One way to determine which model is better is to look for rhyme effects. Since the Cohort model (representing the category of feed-forward models) rules out any possible candidates that don’t sound the same as the perceived word at the beginning (words that aren’t cohorts), words that rhyme shouldn’t ever be considered. In TRACE (representing the category of continuous-mapping models), because words that rhyme with the correct word share the same word-end, they should become activated once the end of the word has been heard, and thus briefly considered as candidates. Rhyme effects refer to just that: these candidates (called rhyme competitors) being considered in the processing of spoken words.
Past studies using behavioural methods such as priming and reaction time have failed to find rhyme effects, which is evidence in favour of the Cohort model. But recently, researchers have started using electroencephalogram (EEG; recording the electrical activity on the scalp) and eye tracking methodologies to look at the issue.

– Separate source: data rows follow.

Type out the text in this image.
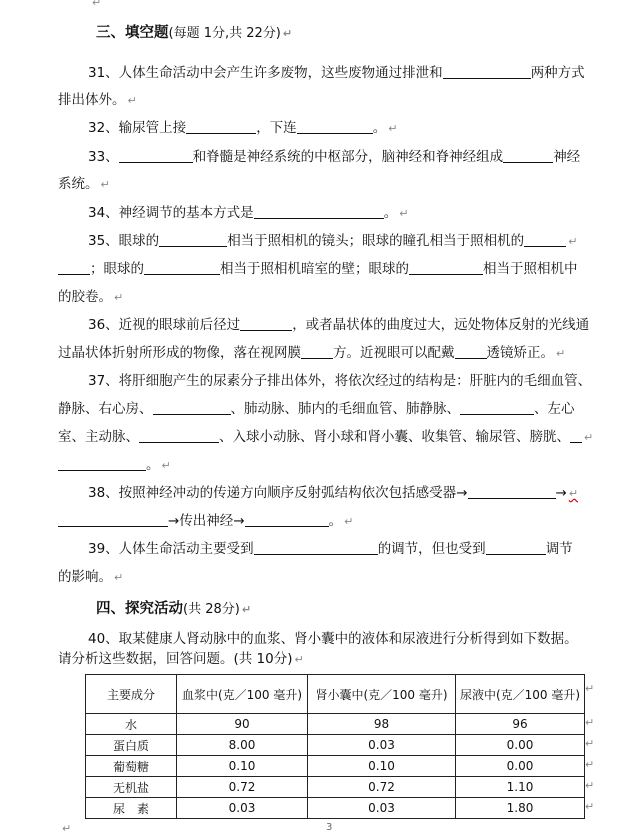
↵
三、填空题(每题 1分,共 22分) ↵
31、人体生命活动中会产生许多废物，这些废物通过排泄和	两种方式
排出体外。 ↵
32、输尿管上接	，下连	。 ↵
33、	和脊髓是神经系统的中枢部分，脑神经和脊神经组成	神经
系统。 ↵
34、神经调节的基本方式是	。 ↵
35、眼球的	相当于照相机的镜头；眼球的瞳孔相当于照相机的	↵
；眼球的	相当于照相机暗室的壁；眼球的	相当于照相机中
的胶卷。 ↵
36、近视的眼球前后径过	，或者晶状体的曲度过大，远处物体反射的光线通
过晶状体折射所形成的物像，落在视网膜 方。近视眼可以配戴 透镜矫正。 ↵
37、将肝细胞产生的尿素分子排出体外，将依次经过的结构是：肝脏内的毛细血管、
静脉、右心房、	、肺动脉、肺内的毛细血管、肺静脉、	、左心
室、主动脉、	、入球小动脉、肾小球和肾小囊、收集管、输尿管、膀胱、 ↵
。 ↵
38、按照神经冲动的传递方向顺序反射弧结构依次包括感受器→	→ ↵
→传出神经→	。 ↵
39、人体生命活动主要受到	的调节，但也受到	调节
的影响。 ↵
四、探究活动(共 28分) ↵
40、取某健康人肾动脉中的血浆、肾小囊中的液体和尿液进行分析得到如下数据。
请分析这些数据，回答问题。(共 10分) ↵
主要成分	血浆中(克／100 毫升)	肾小囊中(克／100 毫升)	尿液中(克／100 毫升)
水	90	98	96
蛋白质	8.00	0.03	0.00
葡萄糖	0.10	0.10	0.00
无机盐	0.72	0.72	1.10
尿　素	0.03	0.03	1.80
↵
↵
↵
↵
↵
↵
↵	3
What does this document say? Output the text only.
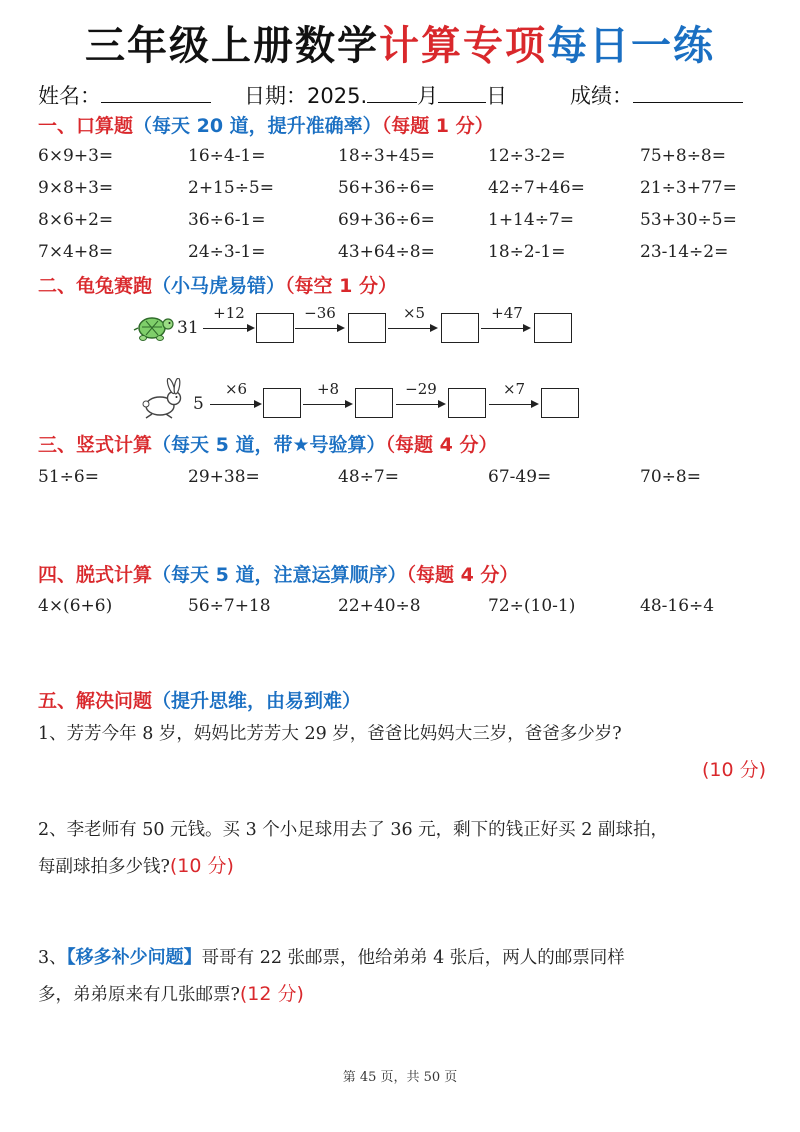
三年级上册数学计算专项每日一练
姓名：	日期：2025. 月 日	成绩：
一、口算题（每天 20 道，提升准确率）（每题 1 分）
6×9+3=	16÷4-1=	18÷3+45=	12÷3-2=	75+8÷8=
9×8+3=	2+15÷5=	56+36÷6=	42÷7+46=	21÷3+77=
8×6+2=	36÷6-1=	69+36÷6=	1+14÷7=	53+30÷5=
7×4+8=	24÷3-1=	43+64÷8=	18÷2-1=	23-14÷2=
二、龟兔赛跑（小马虎易错）（每空 1 分）
31
+12	−36	×5	+47
5
×6	+8	−29	×7
三、竖式计算（每天 5 道，带★号验算）（每题 4 分）
51÷6=	29+38=	48÷7=	67-49=	70÷8=
四、脱式计算（每天 5 道，注意运算顺序）（每题 4 分）
4×(6+6)	56÷7+18	22+40÷8	72÷(10-1)	48-16÷4
五、解决问题（提升思维，由易到难）
1、芳芳今年 8 岁，妈妈比芳芳大 29 岁，爸爸比妈妈大三岁，爸爸多少岁?
(10 分)
2、李老师有 50 元钱。买 3 个小足球用去了 36 元，剩下的钱正好买 2 副球拍，
每副球拍多少钱?(10 分)
3、【移多补少问题】哥哥有 22 张邮票，他给弟弟 4 张后，两人的邮票同样
多，弟弟原来有几张邮票?(12 分)
第 45 页，共 50 页
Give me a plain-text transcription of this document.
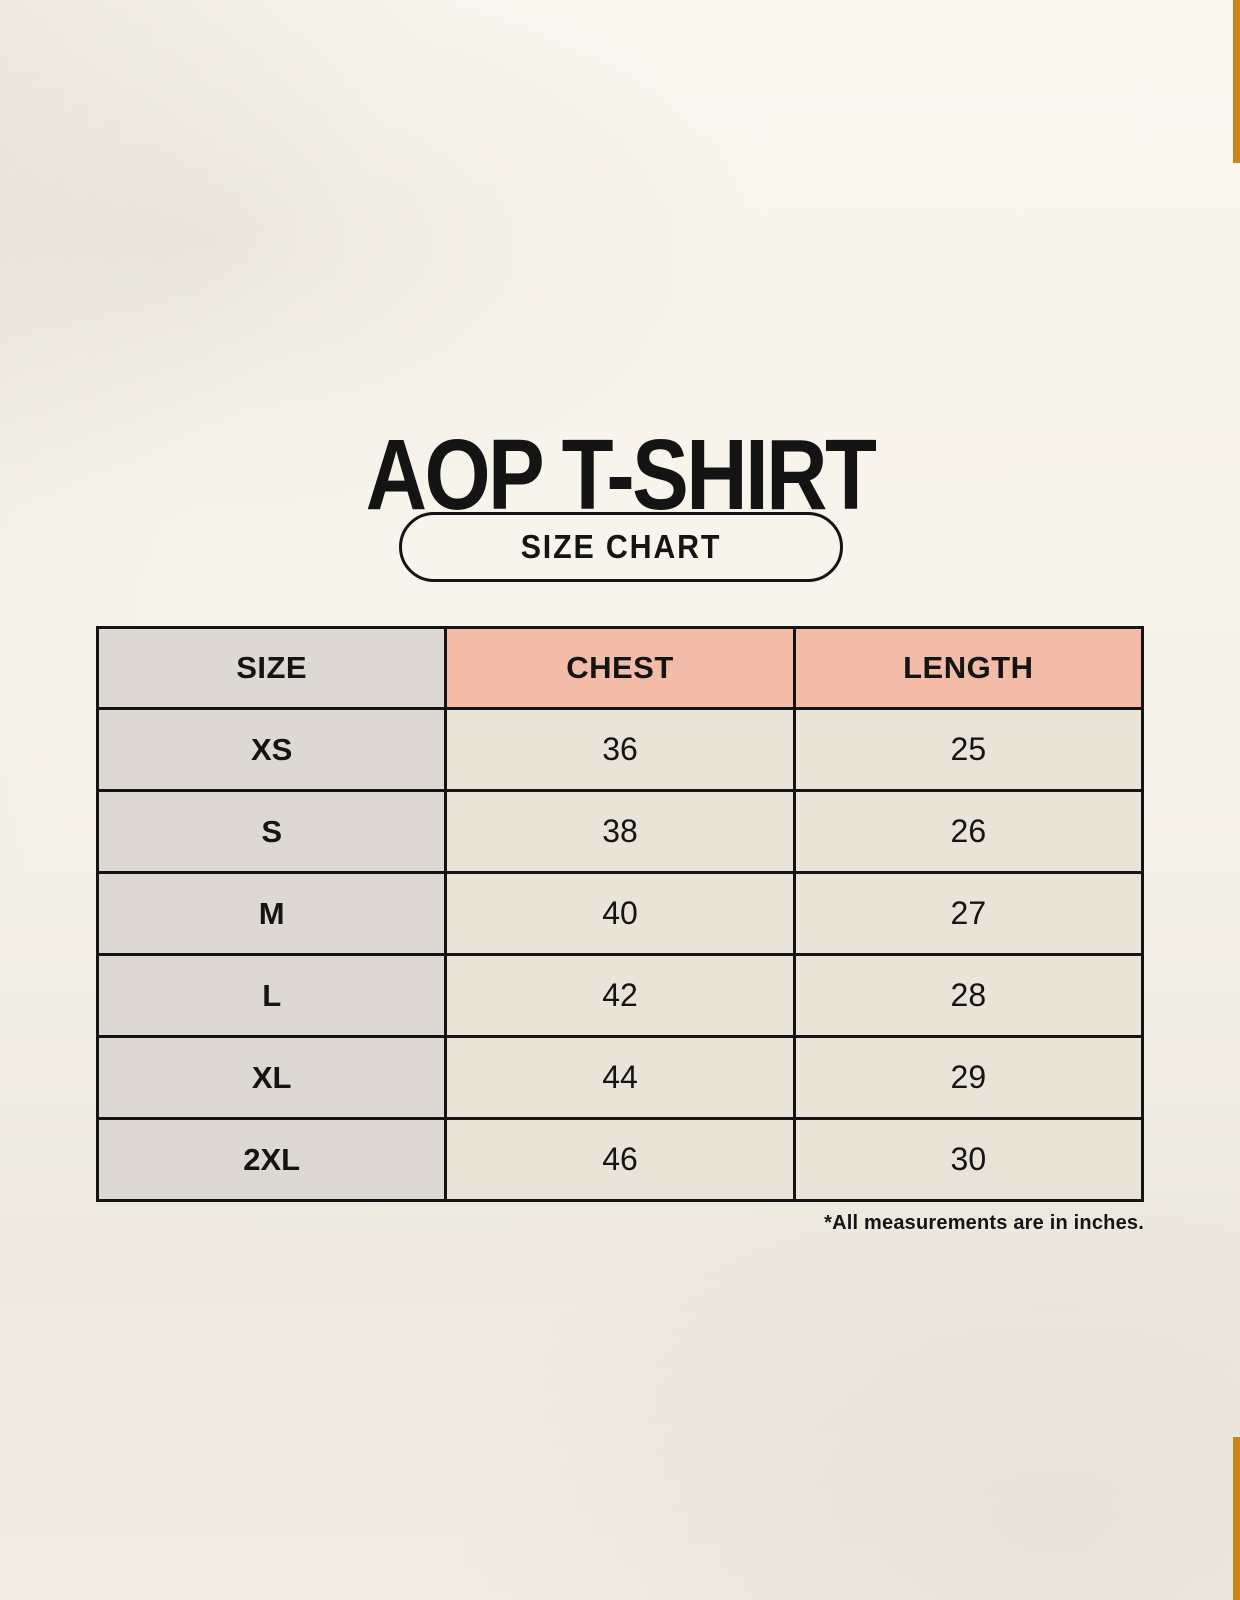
AOP T-SHIRT
SIZE CHART
SIZE	CHEST	LENGTH
XS	36	25
S	38	26
M	40	27
L	42	28
XL	44	29
2XL	46	30
*All measurements are in inches.
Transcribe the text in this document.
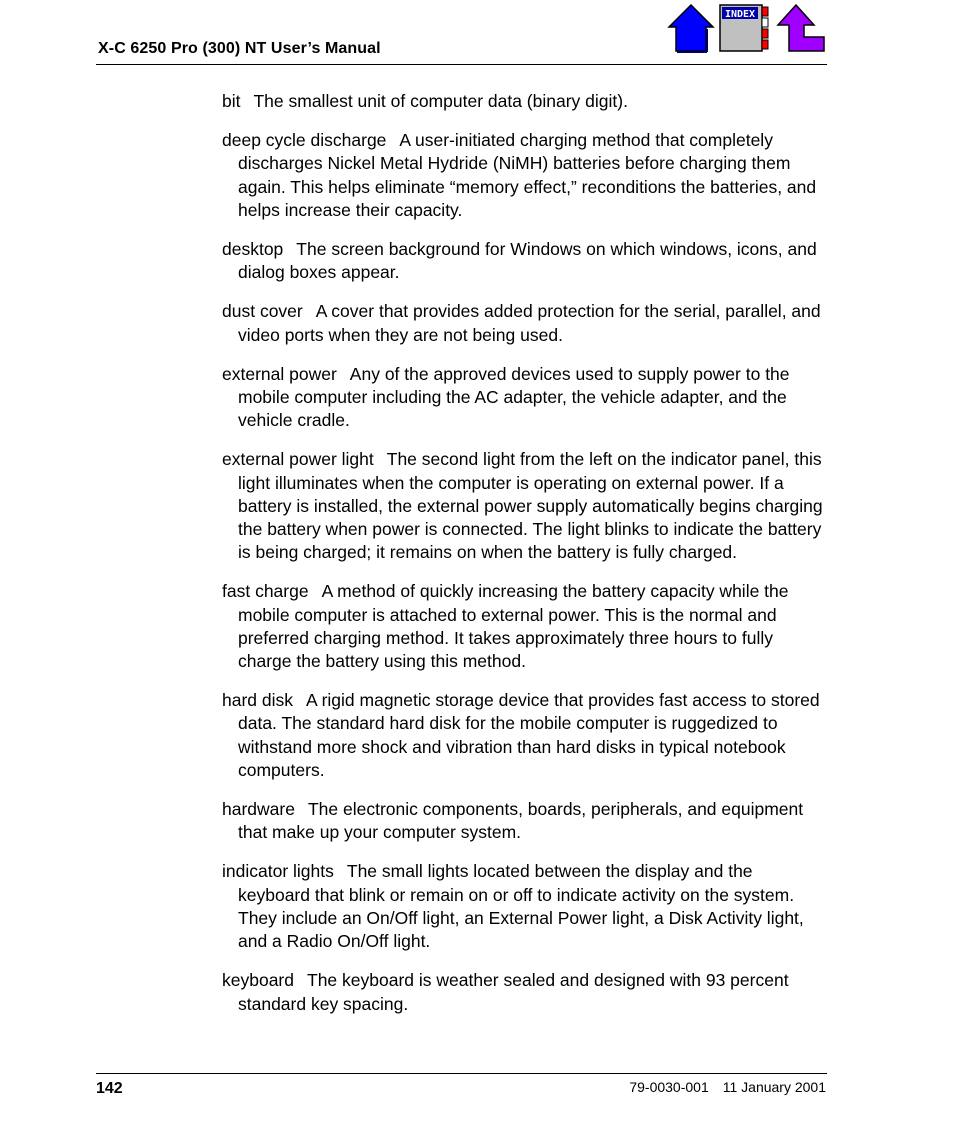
X-C 6250 Pro (300) NT User’s Manual
INDEX

bit The smallest unit of computer data (binary digit).

deep cycle discharge A user-initiated charging method that completely discharges Nickel Metal Hydride (NiMH) batteries before charging them again. This helps eliminate “memory effect,” reconditions the batteries, and helps increase their capacity.

desktop The screen background for Windows on which windows, icons, and dialog boxes appear.

dust cover A cover that provides added protection for the serial, parallel, and video ports when they are not being used.

external power Any of the approved devices used to supply power to the mobile computer including the AC adapter, the vehicle adapter, and the vehicle cradle.

external power light The second light from the left on the indicator panel, this light illuminates when the computer is operating on external power. If a battery is installed, the external power supply automatically begins charging the battery when power is connected. The light blinks to indicate the battery is being charged; it remains on when the battery is fully charged.

fast charge A method of quickly increasing the battery capacity while the mobile computer is attached to external power. This is the normal and preferred charging method. It takes approximately three hours to fully charge the battery using this method.

hard disk A rigid magnetic storage device that provides fast access to stored data. The standard hard disk for the mobile computer is ruggedized to withstand more shock and vibration than hard disks in typical notebook computers.

hardware The electronic components, boards, peripherals, and equipment that make up your computer system.

indicator lights The small lights located between the display and the keyboard that blink or remain on or off to indicate activity on the system. They include an On/Off light, an External Power light, a Disk Activity light, and a Radio On/Off light.

keyboard The keyboard is weather sealed and designed with 93 percent standard key spacing.

142	79-0030-001 11 January 2001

They have been able to show that people react differently to rhyme competitors than they do competitors that don’t sound at all like the target word, which supports the idea of rhyme effects, and thus the TRACE model.
Neither EEG nor eye tracking are perfect, but research in other areas of psychology has been able to use them simultaneously to cover some of their limitations. In order to provide better evidence for rhyme effects, my research recorded scalp activity and eye movements at the same time, so that the scalp activity that occurs directly after a person’s eyes fixate on a picture representing different types of competitors (target word, cohort, rhyme, unrelated) can be analysed. In an audiometric (soundproof) chamber at the Cognitive Neuroscience Laboratory of Acadia University, participants were set up with an EEG cap and calibrated for the eye tracking camera. They were shown sets of four pictures and were instructed to click on the one that matched a spoken word they heard played. Each set of pictures always included a target (e.g. cone) and an unrelated competitor (e.g. fox), and depending on the trial, it might include cohort (e.g. comb) and/or rhyme (e.g. bone) competitors.
The EEG results were inconclusive. Although the overall analysis indicated that there were significant differences between scalp activity following fixations to different competitors, the statistical power was not great enough to fully distinguish between them. However, analysis using more liberal statistical tests did find an indication that fixations to the competitors that started with the same sounds as the spoken word (target and cohort) were different from the competitors that started differently (rhyme and unrelated). The eye tracking results were more definitive, finding that people were significantly more likely to fixate on the rhyme competitor than the unrelated competitor after they heard the last portion of the spoken word. Additionally, people were slower to fixate on the target when a rhyme competitor was present in the picture set, indicating that they were distracted by the rhyming word. Both of these results provide support for rhyme effects.
The combined eye tracking/EEG methodology has a great deal of potential to explore topics in cognition as a whole, not just in psycholinguistics. My current study failed to find the anticipated rhyme effects in the fixation-related EEG signals but it did validate the method by finding alternate effects and identified several limitations and suggestions for future studies using the same technique to take into account. As for the models, evidence is mounting that we process language in a continuous fashion, taking into account all aspects of the word. Models like TRACE are more complicated than alternatives such as Cohort, but they are flexible and can better explain the results seen in the current study and the rest of the literature.